そして2人は槍を構えたまま距離を開け、油断なく自分達が倒したハウンドドッグ達を警戒。ハウンドドッグ達の体が光の粒子に変化し始めた所まで確認し、漸く2人は警戒を解き槍を下ろした。
「「……ふぅ」」
「お疲れ、2人とも。中々良い動きだったよ」
戦闘を終えた美佳と沙織ちゃんに、俺は軽く拍手しながら労いの言葉を掛ける。すると美佳と沙織ちゃんは俺の方を振り返り、軽く目を見開き少し驚いた様な表情を浮かべていた。
「あっ、うん。ありがとう、お兄ちゃん」
「ありがとうございます」
「互いの立ち位置を意識する様に成ってから、随分連携もスムーズになってきたね。最後の共同攻撃なんか敵が躱しづらい様に、互いの立ち位置を考慮して攻撃位置をズラしてたしさ。相手の動きを把握していないと、中々スムーズには出来ないよ」
「「……」」
俺は先程の戦闘で良かった点を上げながら、美佳と沙織ちゃんを褒める。すると美佳と沙織ちゃんは、俺に褒められ照れ臭そうな表情を浮かべ視線を横に逸らした。
そして、そんな遣り取りを俺達がしていると周囲をそれとなく警戒していた裕二が、美佳と沙織ちゃんに若干喜ばしそうな口調で声を掛けてくる。
「おおい、3人とも。

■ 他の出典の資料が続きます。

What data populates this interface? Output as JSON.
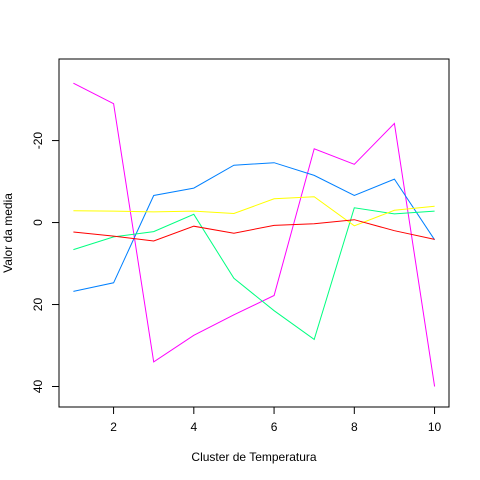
{
  "chart_data": {
    "type": "line",
    "title": "",
    "xlabel": "Cluster de Temperatura",
    "ylabel": "Valor da media",
    "x": [
      1,
      2,
      3,
      4,
      5,
      6,
      7,
      8,
      9,
      10
    ],
    "xlim": [
      0.64,
      10.36
    ],
    "ylim": [
      45.0,
      -39.9
    ],
    "y_reversed": true,
    "x_ticks": [
      2,
      4,
      6,
      8,
      10
    ],
    "y_ticks": [
      -20,
      0,
      20,
      40
    ],
    "grid": false,
    "legend": "none",
    "series": [
      {
        "color": "#ff00ff",
        "values": [
          -34.0,
          -29.0,
          34.0,
          27.5,
          22.5,
          17.8,
          -18.0,
          -14.2,
          -24.2,
          40.0
        ]
      },
      {
        "color": "#0080ff",
        "values": [
          16.8,
          14.7,
          -6.6,
          -8.4,
          -14.0,
          -14.6,
          -11.5,
          -6.6,
          -10.6,
          4.2
        ]
      },
      {
        "color": "#00ff80",
        "values": [
          6.6,
          3.5,
          2.2,
          -2.0,
          13.6,
          21.5,
          28.5,
          -3.6,
          -2.1,
          -2.8
        ]
      },
      {
        "color": "#ffff00",
        "values": [
          -2.9,
          -2.8,
          -2.6,
          -2.8,
          -2.2,
          -5.8,
          -6.3,
          0.8,
          -3.0,
          -4.0
        ]
      },
      {
        "color": "#ff0000",
        "values": [
          2.3,
          3.3,
          4.5,
          0.9,
          2.6,
          0.7,
          0.3,
          -0.7,
          2.0,
          4.1
        ]
      }
    ]
  }
}
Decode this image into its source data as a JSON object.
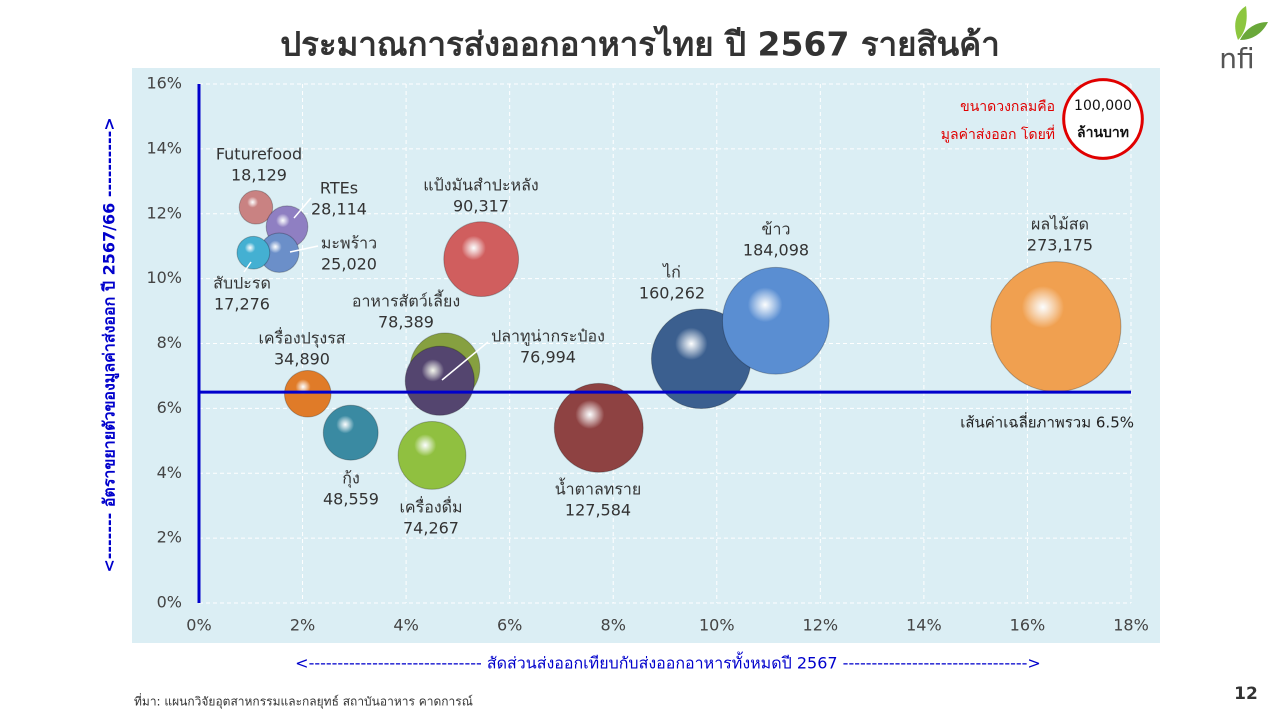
{
  "chart_data": {
    "type": "scatter",
    "title": "ประมาณการส่งออกอาหารไทย ปี 2567 รายสินค้า",
    "x_label": "<------------------------------  สัดส่วนส่งออกเทียบกับส่งออกอาหารทั้งหมดปี 2567 -------------------------------->",
    "y_label": "<-------  อัตราขยายตัวของมูลค่าส่งออก ปี 2567/66 ---------->",
    "xlim": [
      0,
      18
    ],
    "ylim": [
      0,
      16
    ],
    "xticks": [
      {
        "value": 0,
        "label": "0%"
      },
      {
        "value": 2,
        "label": "2%"
      },
      {
        "value": 4,
        "label": "4%"
      },
      {
        "value": 6,
        "label": "6%"
      },
      {
        "value": 8,
        "label": "8%"
      },
      {
        "value": 10,
        "label": "10%"
      },
      {
        "value": 12,
        "label": "12%"
      },
      {
        "value": 14,
        "label": "14%"
      },
      {
        "value": 16,
        "label": "16%"
      },
      {
        "value": 18,
        "label": "18%"
      }
    ],
    "yticks": [
      {
        "value": 0,
        "label": "0%"
      },
      {
        "value": 2,
        "label": "2%"
      },
      {
        "value": 4,
        "label": "4%"
      },
      {
        "value": 6,
        "label": "6%"
      },
      {
        "value": 8,
        "label": "8%"
      },
      {
        "value": 10,
        "label": "10%"
      },
      {
        "value": 12,
        "label": "12%"
      },
      {
        "value": 14,
        "label": "14%"
      },
      {
        "value": 16,
        "label": "16%"
      }
    ],
    "grid": true,
    "average_line": {
      "value": 6.5,
      "label": "เส้นค่าเฉลี่ยภาพรวม 6.5%",
      "color": "#0000cc"
    },
    "size_legend": {
      "text": [
        "ขนาดวงกลมคือ",
        "มูลค่าส่งออก โดยที่"
      ],
      "value": 100000,
      "value_label": "100,000",
      "unit": "ล้านบาท",
      "color": "#e00000"
    },
    "points": [
      {
        "name": "Futurefood",
        "x": 1.1,
        "y": 12.2,
        "size": 18129,
        "size_label": "18,129",
        "color": "#c98282"
      },
      {
        "name": "RTEs",
        "x": 1.7,
        "y": 11.6,
        "size": 28114,
        "size_label": "28,114",
        "color": "#8f7fc2"
      },
      {
        "name": "มะพร้าว",
        "x": 1.55,
        "y": 10.8,
        "size": 25020,
        "size_label": "25,020",
        "color": "#6b8fc9"
      },
      {
        "name": "สับปะรด",
        "x": 1.05,
        "y": 10.8,
        "size": 17276,
        "size_label": "17,276",
        "color": "#44b0d2"
      },
      {
        "name": "เครื่องปรุงรส",
        "x": 2.1,
        "y": 6.45,
        "size": 34890,
        "size_label": "34,890",
        "color": "#e07b28"
      },
      {
        "name": "กุ้ง",
        "x": 2.93,
        "y": 5.25,
        "size": 48559,
        "size_label": "48,559",
        "color": "#3a8aa2"
      },
      {
        "name": "อาหารสัตว์เลี้ยง",
        "x": 4.75,
        "y": 7.25,
        "size": 78389,
        "size_label": "78,389",
        "color": "#86a040"
      },
      {
        "name": "ปลาทูน่ากระป๋อง",
        "x": 4.65,
        "y": 6.85,
        "size": 76994,
        "size_label": "76,994",
        "color": "#54456f"
      },
      {
        "name": "เครื่องดื่ม",
        "x": 4.5,
        "y": 4.55,
        "size": 74267,
        "size_label": "74,267",
        "color": "#90c040"
      },
      {
        "name": "แป้งมันสำปะหลัง",
        "x": 5.45,
        "y": 10.6,
        "size": 90317,
        "size_label": "90,317",
        "color": "#d05e5e"
      },
      {
        "name": "น้ำตาลทราย",
        "x": 7.72,
        "y": 5.4,
        "size": 127584,
        "size_label": "127,584",
        "color": "#8e4242"
      },
      {
        "name": "ไก่",
        "x": 9.7,
        "y": 7.53,
        "size": 160262,
        "size_label": "160,262",
        "color": "#3b5f8f"
      },
      {
        "name": "ข้าว",
        "x": 11.14,
        "y": 8.7,
        "size": 184098,
        "size_label": "184,098",
        "color": "#5a8ed2"
      },
      {
        "name": "ผลไม้สด",
        "x": 16.55,
        "y": 8.52,
        "size": 273175,
        "size_label": "273,175",
        "color": "#f0a050"
      }
    ]
  },
  "footer": {
    "source": "ที่มา: แผนกวิจัยอุตสาหกรรมและกลยุทธ์   สถาบันอาหาร คาดการณ์",
    "page_number": "12",
    "logo": "nfi"
  }
}
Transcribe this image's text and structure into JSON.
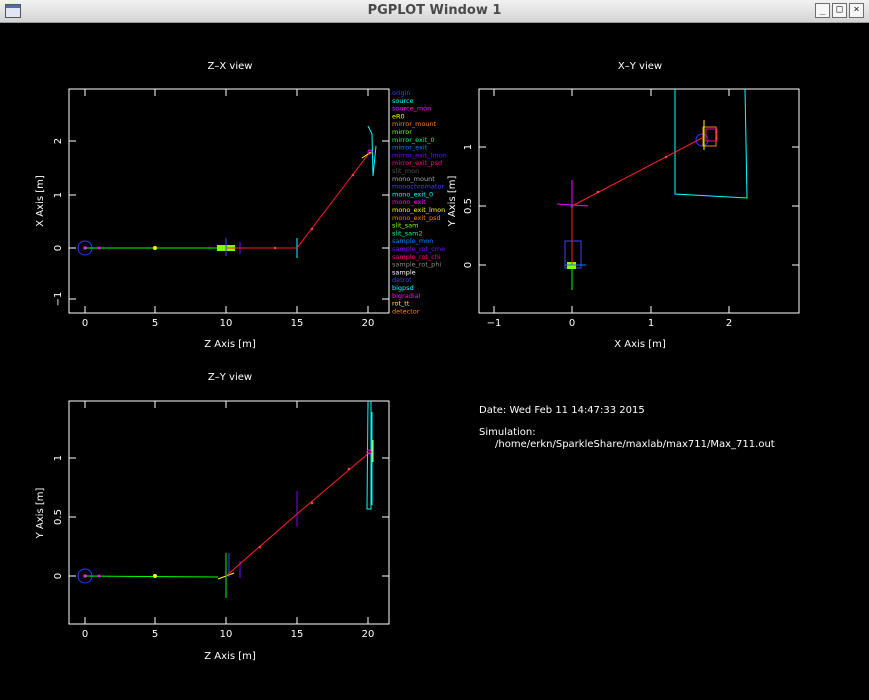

話はその辺にして、前を見てみろ。今回は中々良さ気なドロップ品があるみたいだぞ」
「「えっ!? 本当ですか!?」」
「ほらっ」
裕二の良さ気な品と言う言葉に敏感に反応した美佳と沙織ちゃんは、裕二が指さすハウンドドッグ達が倒れた場所に視線を向ける。するとそこには、確かにコアクリスタルやブロック肉とは違うドロップアイテムが転がっていた。
うん? ああ、アレは……。
「ねぇ、沙織ちゃん? コレってさ……」
「もしかして……回復薬、かな?」
美佳と沙織ちゃんは地面に転がっていたドロップアイテムを拾い上げ、期待と不安が混じり合った眼差しで眺める。美佳達が倒したハウンドドッグから出現したドロップアイテムは、密閉容器に入った液体だ。
そして俺がチラッと鑑定した所、ドロップアイテムの正体は初級回復薬だった。
「……ねぇ、お兄ちゃん? コレって回復薬なのかな?」
美佳にコレは回復薬なのか問われ、俺は反射的に首を縦に振りそうになったが、裕二と柊さんの突き刺さる様な視線に気付き踏み止まった。
危ない危ない。思わず協会の鑑定も受けさせていないのに、回復薬だと断定する所だった。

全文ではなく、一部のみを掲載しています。